Pittsburgh, Toledo Guild locals charge owners with manipulating news coverage of riot at the Capitol

The Pittsburgh and Toledo locals of The NewsGuild-CWA are charging their papers’ owners with manipulating news coverage of Wednesday’s riot at the Capitol to paint President Donald Trump in a positive light and to muddy the waters about who was responsible for the mayhem. The papers, the Pittsburgh Post-Gazette and the Toledo Blade, are owned by brothers John and Allan Block, and endorsed Trump for president in the 2020 election.

Union members addressed the complaints at a press conference Friday morning.

Blade Executive Editor Kurt Franck issued an edict to web staff telling them not to refer to rioters in Washington as Trump supporters, “despite the event being Donald Trump-branded, and one the president appeared at and encouraged,” the locals said in a press statement.

Nolan Rosenkrans, a Blade reporter and president the Toledo Newspaper Guild tweeted on Thursday, “There was a systemic effort by management at The Blade to downplay the forces at work yesterday for political purposes.”

Blade newsroom managers inserted the qualifiers “a majority,” “mostly,” and “some” in front of references to Trump supporters in wire copy, wire photos, and a story written by a reporter to give the impression that maybe others were involved too, Rosenkrans said.

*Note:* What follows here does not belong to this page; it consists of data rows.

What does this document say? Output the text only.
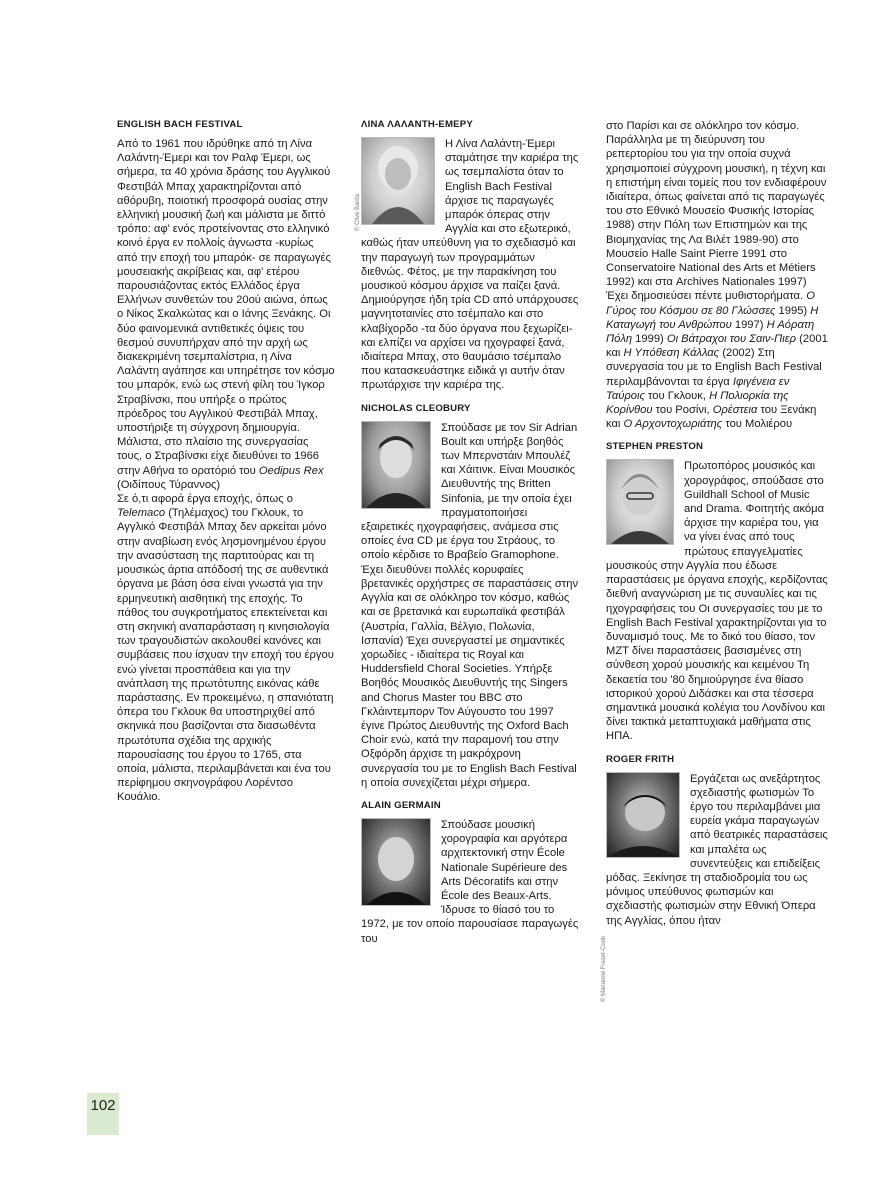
ENGLISH BACH FESTIVAL

Από το 1961 που ιδρύθηκε από τη Λίνα Λαλάντη-Έμερι και τον Ραλφ Έμερι, ως σήμερα, τα 40 χρόνια δράσης του Αγγλικού Φεστιβάλ Μπαχ χαρακτηρίζονται από αθόρυβη, ποιοτική προσφορά ουσίας στην ελληνική μουσική ζωή και μάλιστα με διττό τρόπο: αφ' ενός προτείνοντας στο ελληνικό κοινό έργα εν πολλοίς άγνωστα -κυρίως από την εποχή του μπαρόκ- σε παραγωγές μουσειακής ακρίβειας και, αφ' ετέρου παρουσιάζοντας εκτός Ελλάδος έργα Ελλήνων συνθετών του 20ού αιώνα, όπως ο Νίκος Σκαλκώτας και ο Ιάνης Ξενάκης. Οι δύο φαινομενικά αντιθετικές όψεις του θεσμού συνυπήρχαν από την αρχή ως διακεκριμένη τσεμπαλίστρια, η Λίνα Λαλάντη αγάπησε και υπηρέτησε τον κόσμο του μπαρόκ, ενώ ως στενή φίλη του Ίγκορ Στραβίνσκι, που υπήρξε ο πρώτος πρόεδρος του Αγγλικού Φεστιβάλ Μπαχ, υποστήριξε τη σύγχρονη δημιουργία. Μάλιστα, στο πλαίσιο της συνεργασίας τους, ο Στραβίνσκι είχε διευθύνει το 1966 στην Αθήνα το ορατόριό του Oedipus Rex (Οιδίπους Τύραννος)

Σε ό,τι αφορά έργα εποχής, όπως ο Telemaco (Τηλέμαχος) του Γκλουκ, το Αγγλικό Φεστιβάλ Μπαχ δεν αρκείται μόνο στην αναβίωση ενός λησμονημένου έργου την ανασύσταση της παρτιτούρας και τη μουσικώς άρτια απόδοσή της σε αυθεντικά όργανα με βάση όσα είναι γνωστά για την ερμηνευτική αισθητική της εποχής. Το πάθος του συγκροτήματος επεκτείνεται και στη σκηνική αναπαράσταση η κινησιολογία των τραγουδιστών ακολουθεί κανόνες και συμβάσεις που ίσχυαν την εποχή του έργου ενώ γίνεται προσπάθεια και για την ανάπλαση της πρωτότυπης εικόνας κάθε παράστασης. Εν προκειμένω, η σπανιότατη όπερα του Γκλουκ θα υποστηριχθεί από σκηνικά που βασίζονται στα διασωθέντα πρωτότυπα σχέδια της αρχικής παρουσίασης του έργου το 1765, στα οποία, μάλιστα, περιλαμβάνεται και ένα του περίφημου σκηνογράφου Λορέντσο Κουάλιο.

ΛΙΝΑ ΛΑΛΑΝΤΗ-ΕΜΕΡΥ
© Clive Barda

Η Λίνα Λαλάντη-Έμερι σταμάτησε την καριέρα της ως τσεμπαλίστα όταν το English Bach Festival άρχισε τις παραγωγές μπαρόκ όπερας στην Αγγλία και στο εξωτερικό, καθώς ήταν υπεύθυνη για το σχεδιασμό και την παραγωγή των προγραμμάτων διεθνώς. Φέτος, με την παρακίνηση του μουσικού κόσμου άρχισε να παίζει ξανά. Δημιούργησε ήδη τρία CD από υπάρχουσες μαγνητοταινίες στο τσέμπαλο και στο κλαβίχορδο -τα δύο όργανα που ξεχωρίζει- και ελπίζει να αρχίσει να ηχογραφεί ξανά, ιδιαίτερα Μπαχ, στο θαυμάσιο τσέμπαλο που κατασκευάστηκε ειδικά γι αυτήν όταν πρωτάρχισε την καριέρα της.

NICHOLAS CLEOBURY

Σπούδασε με τον Sir Adrian Boult και υπήρξε βοηθός των Μπερνστάιν Μπουλέζ και Χάιτινκ. Είναι Μουσικός Διευθυντής της Britten Sinfonia, με την οποία έχει πραγματοποιήσει εξαιρετικές ηχογραφήσεις, ανάμεσα στις οποίες ένα CD με έργα του Στράους, το οποίο κέρδισε το Βραβείο Gramophone. Έχει διευθύνει πολλές κορυφαίες βρετανικές ορχήστρες σε παραστάσεις στην Αγγλία και σε ολόκληρο τον κόσμο, καθώς και σε βρετανικά και ευρωπαϊκά φεστιβάλ (Αυστρία, Γαλλία, Βέλγιο, Πολωνία, Ισπανία) Έχει συνεργαστεί με σημαντικές χορωδίες - ιδιαίτερα τις Royal και Huddersfield Choral Societies. Υπήρξε Βοηθός Μουσικός Διευθυντής της Singers and Chorus Master του BBC στο Γκλάιντεμπορν Τον Αύγουστο του 1997 έγινε Πρώτος Διευθυντής της Oxford Bach Choir ενώ, κατά την παραμονή του στην Οξφόρδη άρχισε τη μακρόχρονη συνεργασία του με το English Bach Festival η οποία συνεχίζεται μέχρι σήμερα.

ALAIN GERMAIN

Σπούδασε μουσική χορογραφία και αργότερα αρχιτεκτονική στην École Nationale Supérieure des Arts Décoratifs και στην École des Beaux-Arts. Ίδρυσε το θίασό του το 1972, με τον οποίο παρουσίασε παραγωγές του

στο Παρίσι και σε ολόκληρο τον κόσμο. Παράλληλα με τη διεύρυνση του ρεπερτορίου του για την οποία συχνά χρησιμοποιεί σύγχρονη μουσική, η τέχνη και η επιστήμη είναι τομείς που τον ενδιαφέρουν ιδιαίτερα, όπως φαίνεται από τις παραγωγές του στο Εθνικό Μουσείο Φυσικής Ιστορίας 1988) στην Πόλη των Επιστημών και της Βιομηχανίας της Λα Βιλέτ 1989-90) στο Μουσείο Halle Saint Pierre 1991 στο Conservatoire National des Arts et Métiers 1992) και στα Archives Nationales 1997) Έχει δημοσιεύσει πέντε μυθιστορήματα. Ο Γύρος του Κόσμου σε 80 Γλώσσες 1995) Η Καταγωγή του Ανθρώπου 1997) Η Αόρατη Πόλη 1999) Οι Βάτραχοι του Σαιν-Πιερ (2001 και Η Υπόθεση Κάλλας (2002) Στη συνεργασία του με το English Bach Festival περιλαμβάνονται τα έργα Ιφιγένεια εν Ταύροις του Γκλουκ, Η Πολιορκία της Κορίνθου του Ροσίνι, Ορέστεια του Ξενάκη και Ο Αρχοντοχωριάτης του Μολιέρου

STEPHEN PRESTON

Πρωτοπόρος μουσικός και χορογράφος, σπούδασε στο Guildhall School of Music and Drama. Φοιτητής ακόμα άρχισε την καριέρα του, για να γίνει ένας από τους πρώτους επαγγελματίες μουσικούς στην Αγγλία που έδωσε παραστάσεις με όργανα εποχής, κερδίζοντας διεθνή αναγνώριση με τις συναυλίες και τις ηχογραφήσεις του Οι συνεργασίες του με το English Bach Festival χαρακτηρίζονται για το δυναμισμό τους. Με το δικό του θίασο, τον MZT δίνει παραστάσεις βασισμένες στη σύνθεση χορού μουσικής και κειμένου Τη δεκαετία του '80 δημιούργησε ένα θίασο ιστορικού χορού Διδάσκει και στα τέσσερα σημαντικά μουσικά κολέγια του Λονδίνου και δίνει τακτικά μεταπτυχιακά μαθήματα στις ΗΠΑ.

ROGER FRITH

Εργάζεται ως ανεξάρτητος σχεδιαστής φωτισμών Το έργο του περιλαμβάνει μια ευρεία γκάμα παραγωγών από θεατρικές παραστάσεις και μπαλέτα ως συνεντεύξεις και επιδείξεις μόδας. Ξεκίνησε τη σταδιοδρομία του ως μόνιμος υπεύθυνος φωτισμών και σχεδιαστής φωτισμών στην Εθνική Όπερα της Αγγλίας, όπου ήταν

© Marianne Fraser-Cook
102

“These were not attempts to clarify events. In fact, they were the opposite. They were inappropriate interventions that were done for political purposes,” he said.

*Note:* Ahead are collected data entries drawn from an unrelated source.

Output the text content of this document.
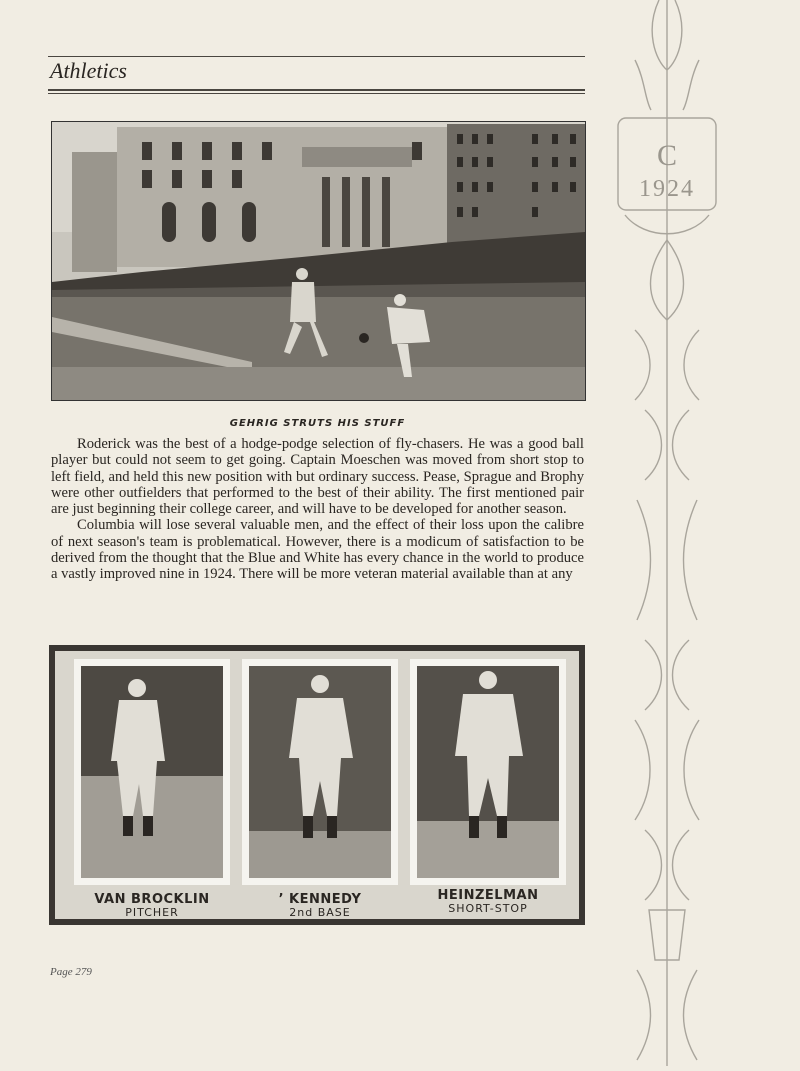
Athletics
GEHRIG STRUTS HIS STUFF

Roderick was the best of a hodge-podge selection of fly-chasers. He was a good ball player but could not seem to get going. Captain Moeschen was moved from short stop to left field, and held this new position with but ordinary success. Pease, Sprague and Brophy were other outfielders that performed to the best of their ability. The first mentioned pair are just beginning their college career, and will have to be developed for another season.

Columbia will lose several valuable men, and the effect of their loss upon the calibre of next season's team is problematical. However, there is a modicum of satisfaction to be derived from the thought that the Blue and White has every chance in the world to produce a vastly improved nine in 1924. There will be more veteran material available than at any

VAN BROCKLIN
PITCHER
’ KENNEDY
2nd BASE
HEINZELMAN
SHORT-STOP
Page 279
C
1924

Liz Skalka, a politics reporter at the Blade, asked editors to remove her byline from a story about local reaction to the insurrection after they inserted “mostly.”

“I’m not sure how editors in Toledo and Pittsburgh were able to determine better than reporters on the ground who the actors were yesterday in DC,” Skalka tweeted. “I’m sad and disappointed — but not surprised.”

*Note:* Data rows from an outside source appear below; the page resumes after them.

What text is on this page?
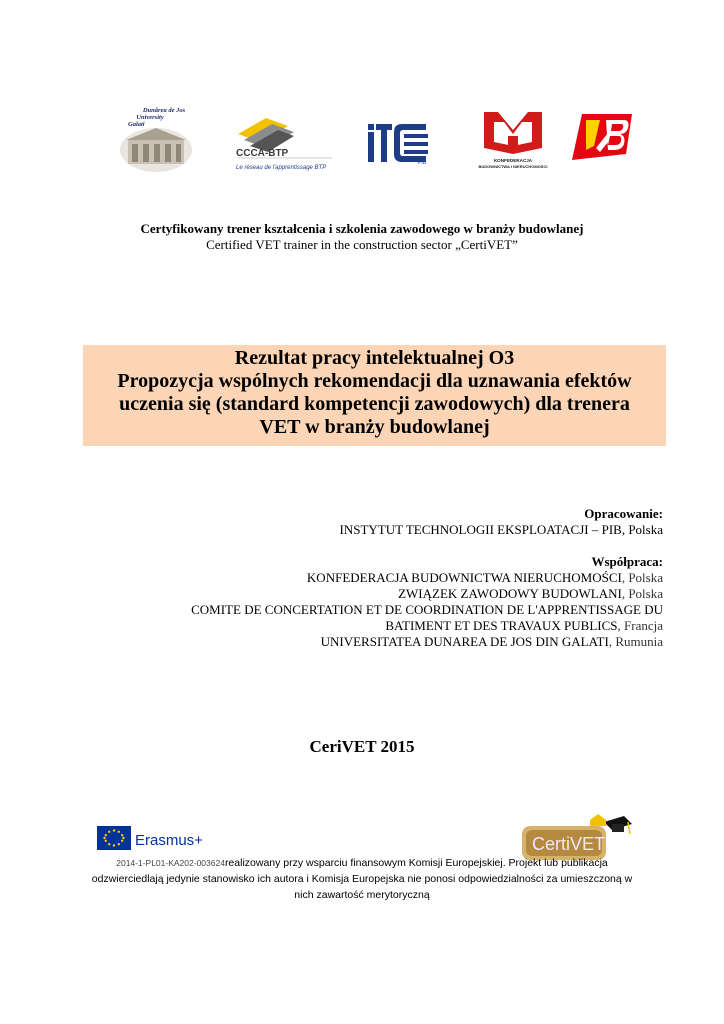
Dunărea de Jos
University
Galati
CCCA-BTP
Le réseau de l'apprentissage BTP
PIB	KONFEDERACJA
BUDOWNICTWA I NIERUCHOMOŚCI
Certyfikowany trener kształcenia i szkolenia zawodowego w branży budowlanej
Certified VET trainer in the construction sector „CertiVET”
Rezultat pracy intelektualnej O3
Propozycja wspólnych rekomendacji dla uznawania efektów
uczenia się (standard kompetencji zawodowych) dla trenera
VET w branży budowlanej
Opracowanie:
INSTYTUT TECHNOLOGII EKSPLOATACJI – PIB, Polska
Współpraca:
KONFEDERACJA BUDOWNICTWA NIERUCHOMOŚCI, Polska
ZWIĄZEK ZAWODOWY BUDOWLANI, Polska
COMITE DE CONCERTATION ET DE COORDINATION DE L'APPRENTISSAGE DU
BATIMENT ET DES TRAVAUX PUBLICS, Francja
UNIVERSITATEA DUNAREA DE JOS DIN GALATI, Rumunia
CeriVET 2015
Erasmus+	CertiVET
2014-1-PL01-KA202-003624realizowany przy wsparciu finansowym Komisji Europejskiej. Projekt lub publikacja
odzwierciedlają jedynie stanowisko ich autora i Komisja Europejska nie ponosi odpowiedzialności za umieszczoną w
nich zawartość merytoryczną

Ashley Murray, a city government reporter at the Pittsburgh Post-Gazette, said, “The Blocks’ meddling in the editorial process and pushing a political agenda further reinforces distrust that the public may have in news media.”

Meanwhile, a top member of the Block family shared an inflammatory post in support of the riot on social media that included a sexist slur against the incoming vice president. The post has been deleted.

These events demonstrate the importance of the union, Rosenkrans said, because “they give us the power to speak out against unethical acts by ownership in a fight for ethical journalism.”

Union members have instituted a “byline strike,” withholding their names from articles, photos and videos, to demonstrate to readers that they are as outraged by management’s actions as the community is.

“These actions follow years of blatant moves by the Blocks to push their political views into the newspapers that the communities of Toledo and Pittsburgh depend on for fair and accurate reporting,” the unions’ press statement says. “In January 2018, The Blade and Post-Gazette co-published the wildly controversial ‘Reason as Racism’ editorial that was called, among other things, ‘a sorry pastiche of whitewashing drivel.’”

During the protests following the murder of George Floyd in May 2020, Post-Gazette management barred a Black reporter, Alexis Johnson, from covering anything related to the protests, citing bias because of a tweet about property damage at a country-music concert. Johnson has filed a discrimination complaint against the paper.

After tweeting support for Johnson, Post-Gazette reporters were also barred by management from covering protests. And on June 5, Post-Gazette management deleted articles by Murray and reporter Lauren Lee from post-gazette.com and replaced them with stripped down copy without bylines.

“The NewsGuild locals that represent the workers of The Blade and Post-Gazette have been the last line of defense for the editorial integrity of the newspapers,” they said. “When the unions saw the wife of Block Communications chairman Allan Block, Susan Allan Block, spread lies and conspiracy theories on social media regarding the presidential election, they couldn’t stay silent.”   

“The communities of Toledo and Pittsburgh deserve better.”

Photo: Pittsburgh Post-Gazette journalists picketing outside the home of John Robinson Block in October 2020.